- Terminator Salvation
A few days ago, it looked like AI was about to conquer No Limit Head’s Up Texas Hold’em poker. Suddenly, the human poker pros have started making a comeback.
Poker bot Libratus, a bot made at Carnegie Mellon University, is facing four human pros in a 20-day, 120,000 hand competition in Pittsburgh. After day one, Libratus was up $82,000. “AI is crushing humanity at poker,” declared The Verge. After day two, the bot’s lead was up to $150,000; after day three, it was at $193,000.
But then the humans started winning. After day four, Libratus’ lead fell to $151,000. After day six it plunged to $51,000. (You can see the latest here).
“We got off to a bad start, which I believe is kind of expected,” one of the players, Jason Les, said by email. “Those first hands we play without any idea how our opponent plays and it took us a while to study and get an understanding of what was going on.”
Les also represented humanity in a 2015 competition against CMU’s Claudico bot, which the humans narrowly won. He says that the latest bot is a major step forward.
“I believe Libratus would destroy Claudico by a good margin,” he wrote.
Yet the humans appear to be finding weaknesses to exploit. While Les wouldn’t elaborate on what they were, he said that the humans were getting together for a few hours every night to develop strategies.
Creativity and adaptivity are, for now, areas where humans outperform robots.

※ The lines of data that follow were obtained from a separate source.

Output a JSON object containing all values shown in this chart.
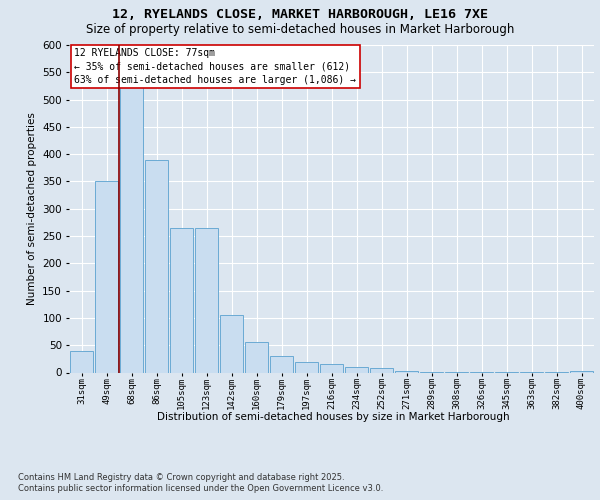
{
  "title_line1": "12, RYELANDS CLOSE, MARKET HARBOROUGH, LE16 7XE",
  "title_line2": "Size of property relative to semi-detached houses in Market Harborough",
  "xlabel": "Distribution of semi-detached houses by size in Market Harborough",
  "ylabel": "Number of semi-detached properties",
  "footnote": "Contains HM Land Registry data © Crown copyright and database right 2025.\nContains public sector information licensed under the Open Government Licence v3.0.",
  "bar_labels": [
    "31sqm",
    "49sqm",
    "68sqm",
    "86sqm",
    "105sqm",
    "123sqm",
    "142sqm",
    "160sqm",
    "179sqm",
    "197sqm",
    "216sqm",
    "234sqm",
    "252sqm",
    "271sqm",
    "289sqm",
    "308sqm",
    "326sqm",
    "345sqm",
    "363sqm",
    "382sqm",
    "400sqm"
  ],
  "bar_values": [
    40,
    350,
    550,
    390,
    265,
    265,
    105,
    55,
    30,
    20,
    15,
    10,
    8,
    3,
    1,
    1,
    1,
    1,
    1,
    1,
    3
  ],
  "bar_color": "#c9ddf0",
  "bar_edge_color": "#6aaad4",
  "vline_color": "#8b0000",
  "vline_x_index": 2,
  "annotation_title": "12 RYELANDS CLOSE: 77sqm",
  "annotation_line2": "← 35% of semi-detached houses are smaller (612)",
  "annotation_line3": "63% of semi-detached houses are larger (1,086) →",
  "annotation_box_color": "#ffffff",
  "annotation_edge_color": "#cc0000",
  "ylim": [
    0,
    600
  ],
  "yticks": [
    0,
    50,
    100,
    150,
    200,
    250,
    300,
    350,
    400,
    450,
    500,
    550,
    600
  ],
  "bg_color": "#dce6f0",
  "plot_bg_color": "#dce6f0",
  "title_fontsize": 9.5,
  "subtitle_fontsize": 8.5
}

Libratus, created at CMU by Tuomas Sandholm and PhD student Noam Brown, aims to be the first bot that can beat top human players at Head’s Up No-Limit Hold’em. Head’s up means a game with two players: it’s easier to solve than group poker games. No-limit means there’s no limit to bets: it’s harder to solve than limit hold’em, which a bot from the University of Alberta conquered in 2015.

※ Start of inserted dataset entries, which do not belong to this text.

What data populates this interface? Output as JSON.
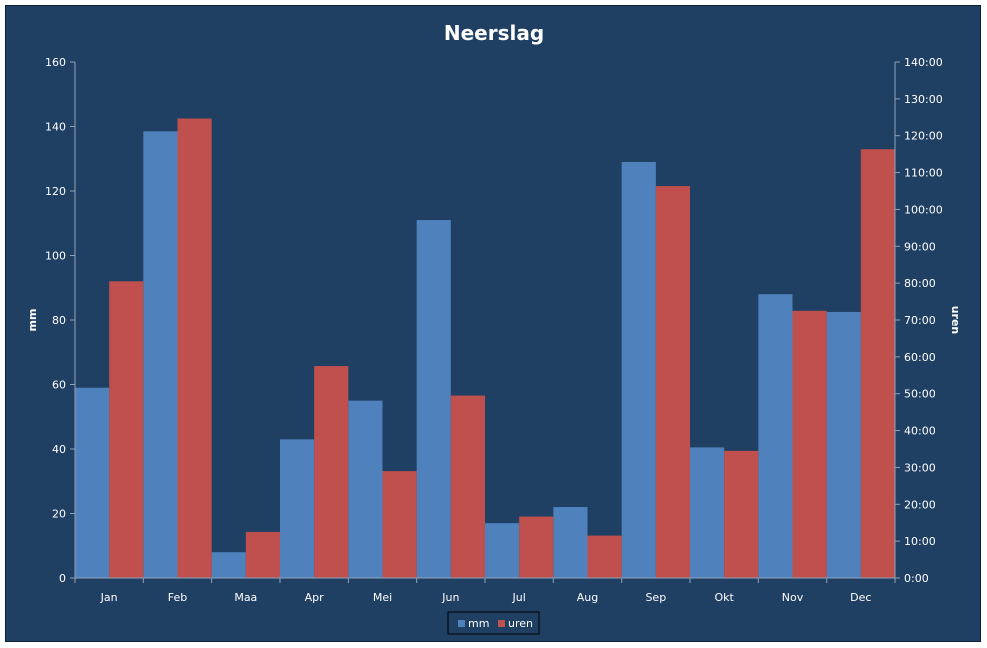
{
  "chart_data": {
    "type": "bar",
    "title": "Neerslag",
    "categories": [
      "Jan",
      "Feb",
      "Maa",
      "Apr",
      "Mei",
      "Jun",
      "Jul",
      "Aug",
      "Sep",
      "Okt",
      "Nov",
      "Dec"
    ],
    "series": [
      {
        "name": "mm",
        "axis": "left",
        "color": "#4f81bd",
        "values": [
          59,
          138.5,
          8,
          43,
          55,
          111,
          17,
          22,
          129,
          40.5,
          88,
          82.5
        ]
      },
      {
        "name": "uren",
        "axis": "right",
        "color": "#c0504d",
        "values": [
          "80:30",
          "124:40",
          "12:30",
          "57:30",
          "29:00",
          "49:30",
          "16:40",
          "11:30",
          "106:20",
          "34:30",
          "72:30",
          "116:20"
        ]
      }
    ],
    "y_left": {
      "label": "mm",
      "range": [
        0,
        160
      ],
      "ticks": [
        "0",
        "20",
        "40",
        "60",
        "80",
        "100",
        "120",
        "140",
        "160"
      ]
    },
    "y_right": {
      "label": "uren",
      "range": [
        "0:00",
        "140:00"
      ],
      "ticks": [
        "0:00",
        "10:00",
        "20:00",
        "30:00",
        "40:00",
        "50:00",
        "60:00",
        "70:00",
        "80:00",
        "90:00",
        "100:00",
        "110:00",
        "120:00",
        "130:00",
        "140:00"
      ]
    },
    "legend": {
      "position": "bottom",
      "entries": [
        "mm",
        "uren"
      ]
    },
    "grid": false
  }
}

Why should we care about the rise of poker AI? Aside from how it is making humans much better at poker, it could help solve real-world problems that, like poker, involve incomplete information. For instance: negotiations.
“In the real world, all of the relevant information is not typically laid out neatly like pieces on a chessboard,” Brown writes in an email. “There will be important information that is missing or hidden, and the AI needs to be able to handle that.”